Gemma-2b: A Lightweight, Open Model from Google
Gemma-2b is a 2.6 billion parameter, decoder-only large language model developed by Google, leveraging the same research and technology as the Gemini models. It is designed for English text-to-text generation, offering open weights and both pre-trained and instruction-tuned variants.
Key Capabilities
- Versatile Text Generation: Proficient in tasks such as question answering, summarization, and reasoning.
- Resource-Efficient Deployment: Its relatively small size allows for deployment on devices with limited resources, including laptops, desktops, or personal cloud infrastructure.
- Robust Training: Trained on a diverse 6 trillion token dataset comprising web documents, code, and mathematical texts, enhancing its ability to handle various tasks and formats.

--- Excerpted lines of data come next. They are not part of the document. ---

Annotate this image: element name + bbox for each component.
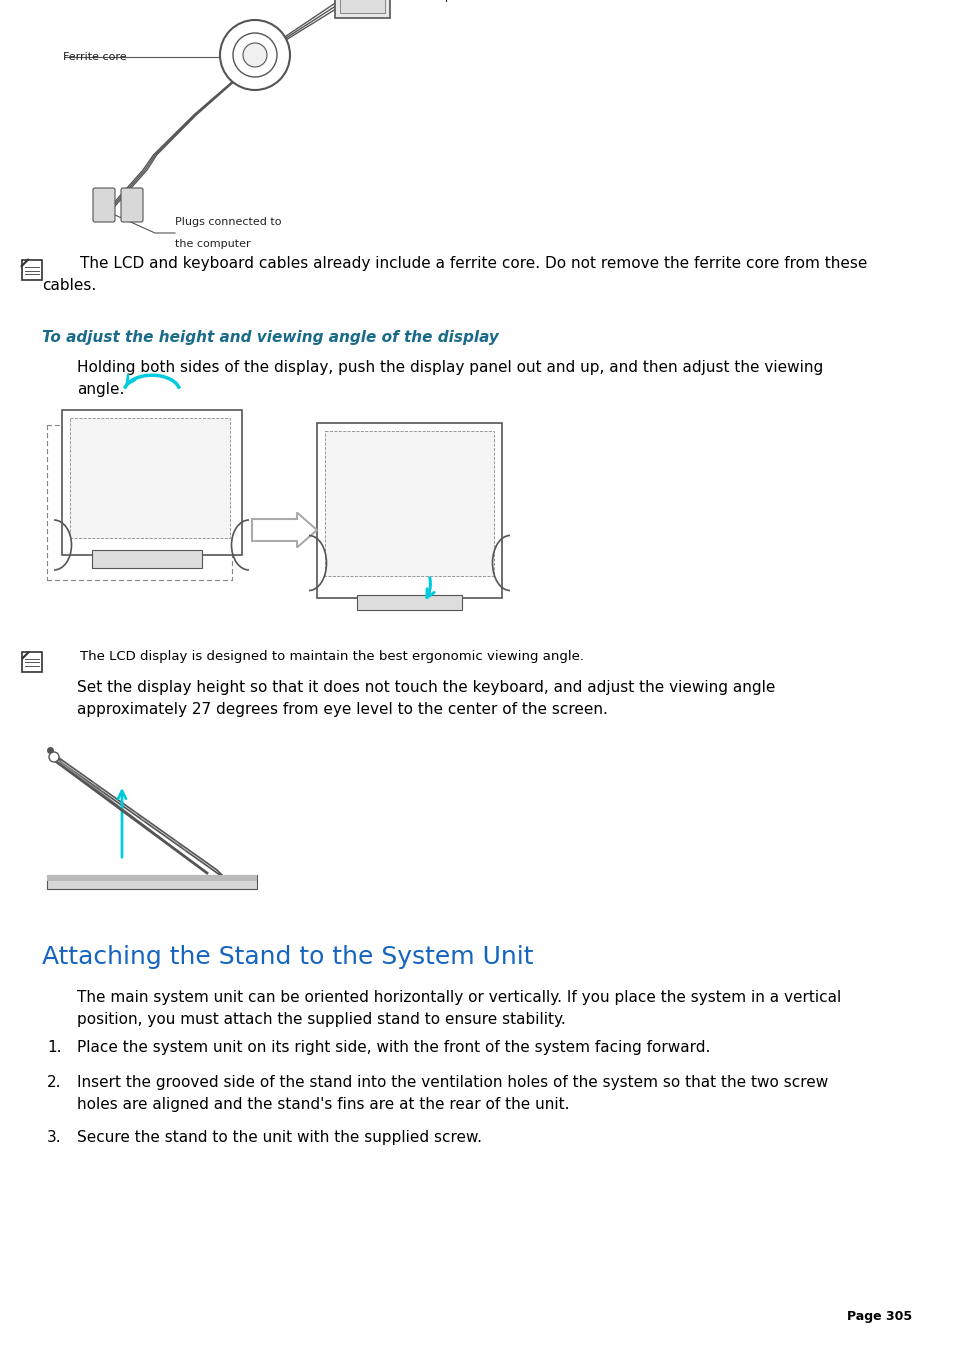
Text: 1.: 1. bbox=[47, 1040, 61, 1055]
Text: Secure the stand to the unit with the supplied screw.: Secure the stand to the unit with the su… bbox=[77, 1129, 481, 1146]
Circle shape bbox=[243, 43, 267, 68]
Bar bbox=[47, 875, 256, 889]
Text: headphone cables: headphone cables bbox=[416, 0, 518, 1]
Text: holes are aligned and the stand's fins are at the rear of the unit.: holes are aligned and the stand's fins a… bbox=[77, 1097, 569, 1112]
Bar bbox=[356, 594, 461, 611]
FancyBboxPatch shape bbox=[121, 188, 143, 222]
Text: The LCD display is designed to maintain the best ergonomic viewing angle.: The LCD display is designed to maintain … bbox=[80, 650, 583, 663]
Bar bbox=[47, 875, 256, 881]
Bar bbox=[339, 0, 385, 14]
Text: approximately 27 degrees from eye level to the center of the screen.: approximately 27 degrees from eye level … bbox=[77, 703, 607, 717]
Text: Place the system unit on its right side, with the front of the system facing for: Place the system unit on its right side,… bbox=[77, 1040, 710, 1055]
Circle shape bbox=[49, 753, 59, 762]
Polygon shape bbox=[52, 753, 227, 880]
Bar bbox=[325, 431, 494, 576]
Circle shape bbox=[220, 20, 290, 91]
FancyArrow shape bbox=[252, 512, 316, 547]
Text: 2.: 2. bbox=[47, 1075, 61, 1090]
Text: To adjust the height and viewing angle of the display: To adjust the height and viewing angle o… bbox=[42, 330, 498, 345]
Text: Set the display height so that it does not touch the keyboard, and adjust the vi: Set the display height so that it does n… bbox=[77, 680, 775, 694]
Text: Holding both sides of the display, push the display panel out and up, and then a: Holding both sides of the display, push … bbox=[77, 359, 822, 376]
Circle shape bbox=[233, 32, 276, 77]
Bar bbox=[316, 423, 501, 598]
Bar bbox=[62, 409, 242, 555]
Bar bbox=[91, 550, 202, 567]
Text: The main system unit can be oriented horizontally or vertically. If you place th: The main system unit can be oriented hor… bbox=[77, 990, 841, 1005]
Bar bbox=[22, 653, 42, 671]
FancyBboxPatch shape bbox=[92, 188, 115, 222]
Text: Attaching the Stand to the System Unit: Attaching the Stand to the System Unit bbox=[42, 944, 533, 969]
Bar bbox=[55, 15, 435, 245]
Text: Ferrite core: Ferrite core bbox=[63, 51, 127, 62]
Bar bbox=[70, 417, 230, 538]
Text: the computer: the computer bbox=[174, 239, 251, 249]
Bar bbox=[335, 0, 390, 18]
Text: angle.: angle. bbox=[77, 382, 124, 397]
Text: Insert the grooved side of the stand into the ventilation holes of the system so: Insert the grooved side of the stand int… bbox=[77, 1075, 827, 1090]
Text: 3.: 3. bbox=[47, 1129, 62, 1146]
Text: Plugs connected to: Plugs connected to bbox=[174, 218, 281, 227]
Text: Page 305: Page 305 bbox=[846, 1310, 911, 1323]
Bar bbox=[22, 259, 42, 281]
Text: position, you must attach the supplied stand to ensure stability.: position, you must attach the supplied s… bbox=[77, 1012, 565, 1027]
Text: The LCD and keyboard cables already include a ferrite core. Do not remove the fe: The LCD and keyboard cables already incl… bbox=[80, 255, 866, 272]
Text: cables.: cables. bbox=[42, 278, 96, 293]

- Responsible AI Focus: Incorporates rigorous data filtering for CSAM and sensitive information, alongside internal red-teaming and evaluations for ethics and safety.
Benchmark Performance Highlights
- Achieves 42.3 on MMLU (5-shot, top-1) and 71.4 on HellaSwag (0-shot).
- Scores 22.0 on HumanEval (pass@1) and 17.7 on GSM8K (maj@1).
Good for
- Content Creation: Generating creative text formats, marketing copy, and email drafts.
- Conversational AI: Powering chatbots and virtual assistants.
- Research and Education: Serving as a foundation for NLP research, language learning tools, and knowledge exploration.
- Fine-tuning: Scripts and notebooks are provided for Supervised Fine-Tuning (SFT) using QLoRA or FSDP on various datasets.